Russia against England, America and Germany, with a complete wiping out of Russia. Believe it or not, the end of it; America will be in it as much as England. Undoubtedly her interests are bound up with those of England. {...} England represents Israel, America, Egypt, and Germany represents Assyria and these three great Powers are equally concerned in events so weighty as I have enumerated. If the Bible is true, then these three Nations are to divide the world between themselves.[9]
- C. A. L. Totten

Totten’s influence extended into the formative years of Pentecostalism. A number of early Pentecostal leaders were converts to British Israelism, and Totten’s writings circulated widely within those circles.

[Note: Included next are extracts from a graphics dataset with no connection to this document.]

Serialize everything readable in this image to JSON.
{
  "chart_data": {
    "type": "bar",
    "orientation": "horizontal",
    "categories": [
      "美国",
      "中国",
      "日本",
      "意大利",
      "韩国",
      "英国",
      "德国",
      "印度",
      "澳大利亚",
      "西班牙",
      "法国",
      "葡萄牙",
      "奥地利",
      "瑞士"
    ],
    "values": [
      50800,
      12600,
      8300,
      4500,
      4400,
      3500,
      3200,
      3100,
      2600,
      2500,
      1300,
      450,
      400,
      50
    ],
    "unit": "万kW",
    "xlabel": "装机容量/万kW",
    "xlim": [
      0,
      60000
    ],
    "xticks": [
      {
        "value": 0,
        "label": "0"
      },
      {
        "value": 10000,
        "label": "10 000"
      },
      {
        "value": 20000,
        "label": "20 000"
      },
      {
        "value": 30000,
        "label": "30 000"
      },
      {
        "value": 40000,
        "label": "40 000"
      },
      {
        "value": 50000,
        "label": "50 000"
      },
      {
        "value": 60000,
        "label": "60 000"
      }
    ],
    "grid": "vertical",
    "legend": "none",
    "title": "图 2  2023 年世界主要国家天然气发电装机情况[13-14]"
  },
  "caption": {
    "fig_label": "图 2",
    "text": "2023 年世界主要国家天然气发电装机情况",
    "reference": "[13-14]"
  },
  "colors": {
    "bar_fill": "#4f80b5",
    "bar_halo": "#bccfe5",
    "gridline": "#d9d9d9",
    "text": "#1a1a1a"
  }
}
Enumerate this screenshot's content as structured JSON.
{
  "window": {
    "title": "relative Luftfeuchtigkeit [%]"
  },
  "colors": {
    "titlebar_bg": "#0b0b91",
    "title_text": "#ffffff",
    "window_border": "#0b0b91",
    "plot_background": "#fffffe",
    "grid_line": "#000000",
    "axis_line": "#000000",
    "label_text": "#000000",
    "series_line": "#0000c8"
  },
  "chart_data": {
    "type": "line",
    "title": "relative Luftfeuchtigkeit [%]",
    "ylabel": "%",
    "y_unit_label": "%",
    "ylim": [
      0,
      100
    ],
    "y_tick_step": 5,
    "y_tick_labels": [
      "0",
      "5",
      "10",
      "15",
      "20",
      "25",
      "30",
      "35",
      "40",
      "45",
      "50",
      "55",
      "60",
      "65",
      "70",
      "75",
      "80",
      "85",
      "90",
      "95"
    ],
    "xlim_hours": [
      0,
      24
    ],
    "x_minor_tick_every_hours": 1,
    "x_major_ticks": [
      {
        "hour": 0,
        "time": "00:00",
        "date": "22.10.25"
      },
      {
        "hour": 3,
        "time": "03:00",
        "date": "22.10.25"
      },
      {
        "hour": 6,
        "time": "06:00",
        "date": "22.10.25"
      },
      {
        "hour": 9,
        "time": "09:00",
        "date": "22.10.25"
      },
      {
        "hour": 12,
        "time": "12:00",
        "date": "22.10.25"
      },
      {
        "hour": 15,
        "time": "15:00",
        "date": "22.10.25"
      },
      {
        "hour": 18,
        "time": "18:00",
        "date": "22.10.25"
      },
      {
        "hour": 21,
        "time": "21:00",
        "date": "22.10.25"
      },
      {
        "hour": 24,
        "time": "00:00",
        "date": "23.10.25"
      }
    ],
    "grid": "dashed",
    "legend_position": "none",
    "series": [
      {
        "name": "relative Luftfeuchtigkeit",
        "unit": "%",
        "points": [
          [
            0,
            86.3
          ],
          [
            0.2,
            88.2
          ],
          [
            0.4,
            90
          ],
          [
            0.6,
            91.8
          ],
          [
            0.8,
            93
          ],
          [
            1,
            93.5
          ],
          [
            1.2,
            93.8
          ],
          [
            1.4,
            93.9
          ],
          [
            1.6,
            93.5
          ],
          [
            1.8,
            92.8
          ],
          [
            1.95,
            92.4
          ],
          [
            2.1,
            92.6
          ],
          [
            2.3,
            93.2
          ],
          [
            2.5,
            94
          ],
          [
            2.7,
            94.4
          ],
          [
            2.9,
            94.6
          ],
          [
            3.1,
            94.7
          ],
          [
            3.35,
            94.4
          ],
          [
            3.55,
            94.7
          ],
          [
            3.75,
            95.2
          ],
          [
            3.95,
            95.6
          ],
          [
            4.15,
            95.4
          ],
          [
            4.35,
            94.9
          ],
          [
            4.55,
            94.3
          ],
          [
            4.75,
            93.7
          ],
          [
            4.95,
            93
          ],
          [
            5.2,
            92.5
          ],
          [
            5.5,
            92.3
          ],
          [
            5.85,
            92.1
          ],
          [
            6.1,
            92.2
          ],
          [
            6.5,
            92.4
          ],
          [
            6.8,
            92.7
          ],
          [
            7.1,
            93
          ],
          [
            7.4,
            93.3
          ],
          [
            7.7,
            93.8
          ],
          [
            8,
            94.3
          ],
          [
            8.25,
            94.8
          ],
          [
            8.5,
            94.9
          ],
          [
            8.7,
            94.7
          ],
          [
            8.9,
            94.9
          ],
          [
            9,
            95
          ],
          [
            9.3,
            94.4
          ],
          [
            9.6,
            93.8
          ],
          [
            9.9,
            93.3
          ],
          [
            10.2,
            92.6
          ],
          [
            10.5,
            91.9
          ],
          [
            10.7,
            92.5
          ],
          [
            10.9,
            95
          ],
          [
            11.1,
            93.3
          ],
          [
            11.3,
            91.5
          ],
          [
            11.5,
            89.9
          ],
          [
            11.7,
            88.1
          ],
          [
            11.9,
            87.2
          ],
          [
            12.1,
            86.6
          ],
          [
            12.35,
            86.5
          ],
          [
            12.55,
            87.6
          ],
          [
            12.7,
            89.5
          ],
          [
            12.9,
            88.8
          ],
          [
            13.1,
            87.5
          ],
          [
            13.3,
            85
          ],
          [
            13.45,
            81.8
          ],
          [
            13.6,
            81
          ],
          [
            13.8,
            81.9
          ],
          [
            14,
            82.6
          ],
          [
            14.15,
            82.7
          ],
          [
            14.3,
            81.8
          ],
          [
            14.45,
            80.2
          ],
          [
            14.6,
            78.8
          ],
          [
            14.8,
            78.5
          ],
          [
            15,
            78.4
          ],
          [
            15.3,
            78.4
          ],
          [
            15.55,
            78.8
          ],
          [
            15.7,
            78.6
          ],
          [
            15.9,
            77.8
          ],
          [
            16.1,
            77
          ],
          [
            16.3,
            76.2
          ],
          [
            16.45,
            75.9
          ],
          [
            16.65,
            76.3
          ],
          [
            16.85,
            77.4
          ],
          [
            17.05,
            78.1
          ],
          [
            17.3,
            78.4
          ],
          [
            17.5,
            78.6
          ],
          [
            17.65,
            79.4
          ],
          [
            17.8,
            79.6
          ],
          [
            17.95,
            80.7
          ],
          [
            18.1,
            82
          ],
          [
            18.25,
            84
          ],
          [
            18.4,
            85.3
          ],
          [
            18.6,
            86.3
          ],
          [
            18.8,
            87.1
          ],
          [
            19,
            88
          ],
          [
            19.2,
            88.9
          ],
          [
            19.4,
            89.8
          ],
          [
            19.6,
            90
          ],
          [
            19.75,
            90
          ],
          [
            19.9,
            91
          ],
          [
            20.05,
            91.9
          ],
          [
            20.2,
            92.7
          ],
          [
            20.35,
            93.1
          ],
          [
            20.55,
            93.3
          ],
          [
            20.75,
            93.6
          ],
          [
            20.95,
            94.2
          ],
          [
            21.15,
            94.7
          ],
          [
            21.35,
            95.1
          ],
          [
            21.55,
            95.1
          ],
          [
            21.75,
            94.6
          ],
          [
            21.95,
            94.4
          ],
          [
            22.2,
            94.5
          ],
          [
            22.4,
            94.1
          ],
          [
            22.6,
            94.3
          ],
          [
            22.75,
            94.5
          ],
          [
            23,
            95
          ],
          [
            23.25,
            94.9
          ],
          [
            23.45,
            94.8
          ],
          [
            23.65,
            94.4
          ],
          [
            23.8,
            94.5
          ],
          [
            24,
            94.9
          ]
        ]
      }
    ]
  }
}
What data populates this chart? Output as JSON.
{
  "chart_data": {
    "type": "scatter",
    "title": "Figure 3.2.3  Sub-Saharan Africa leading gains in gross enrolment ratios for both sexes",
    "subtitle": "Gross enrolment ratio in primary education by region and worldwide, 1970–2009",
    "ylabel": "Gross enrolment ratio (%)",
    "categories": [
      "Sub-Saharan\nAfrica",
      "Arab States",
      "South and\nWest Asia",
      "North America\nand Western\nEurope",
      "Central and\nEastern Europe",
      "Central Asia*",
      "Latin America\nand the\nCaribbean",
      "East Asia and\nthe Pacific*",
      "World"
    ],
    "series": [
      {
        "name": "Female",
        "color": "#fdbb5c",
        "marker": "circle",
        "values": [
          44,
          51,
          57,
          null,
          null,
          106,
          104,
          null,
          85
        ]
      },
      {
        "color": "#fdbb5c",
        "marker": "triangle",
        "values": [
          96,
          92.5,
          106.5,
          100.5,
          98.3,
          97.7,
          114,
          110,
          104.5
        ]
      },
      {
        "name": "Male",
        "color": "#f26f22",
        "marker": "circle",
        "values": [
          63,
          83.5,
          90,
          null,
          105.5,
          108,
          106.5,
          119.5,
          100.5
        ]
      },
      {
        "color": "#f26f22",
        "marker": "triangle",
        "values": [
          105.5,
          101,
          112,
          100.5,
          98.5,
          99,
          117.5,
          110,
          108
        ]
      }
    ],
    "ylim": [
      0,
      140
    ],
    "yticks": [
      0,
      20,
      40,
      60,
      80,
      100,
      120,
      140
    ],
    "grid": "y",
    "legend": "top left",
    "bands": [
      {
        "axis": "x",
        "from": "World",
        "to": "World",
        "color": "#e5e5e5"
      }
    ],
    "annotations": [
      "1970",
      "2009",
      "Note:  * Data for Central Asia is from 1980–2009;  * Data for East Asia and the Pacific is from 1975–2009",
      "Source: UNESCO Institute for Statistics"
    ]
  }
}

John Alexander Dowie, leader of the Christian Catholic Church and a prominent cult-of-personality figure, publicly discussed Anglo-Saxon Christian plans to reclaim Jerusalem in preparation for the Second Coming.[10] Frank Sandford, founder of the Holy Ghost and Us Society, encountered Totten’s works and described Totten as being “to Bible study what Galileo was to astronomy.”[11] Sandford incorporated Totten’s apocalyptic calculations into his own end-times expectations and communal preparations.[12]

In 1900, two of Sandford’s Bible students visited Pentecostal leader Charles Fox Parham, and Parham subsequently spent a month studying at Sandford’s communal compound in Maine before founding his own Pentecostal commune.[13] Parham also visited Dowie’s Zion City, and after Dowie’s loss of authority, Parham later declared himself to be the “Biblical Elijah,”[14] echoing the prophetic self-conceptions of both Dowie and Sandford during his attempt to seize control of Zion City.[15] Parham’s followers, known as the “Parhamites,” claimed to be the first group to speak in tongues and went on to train William Joseph Seymour, whose leadership at the Azusa Street Revival marked the beginning of modern Pentecostalism.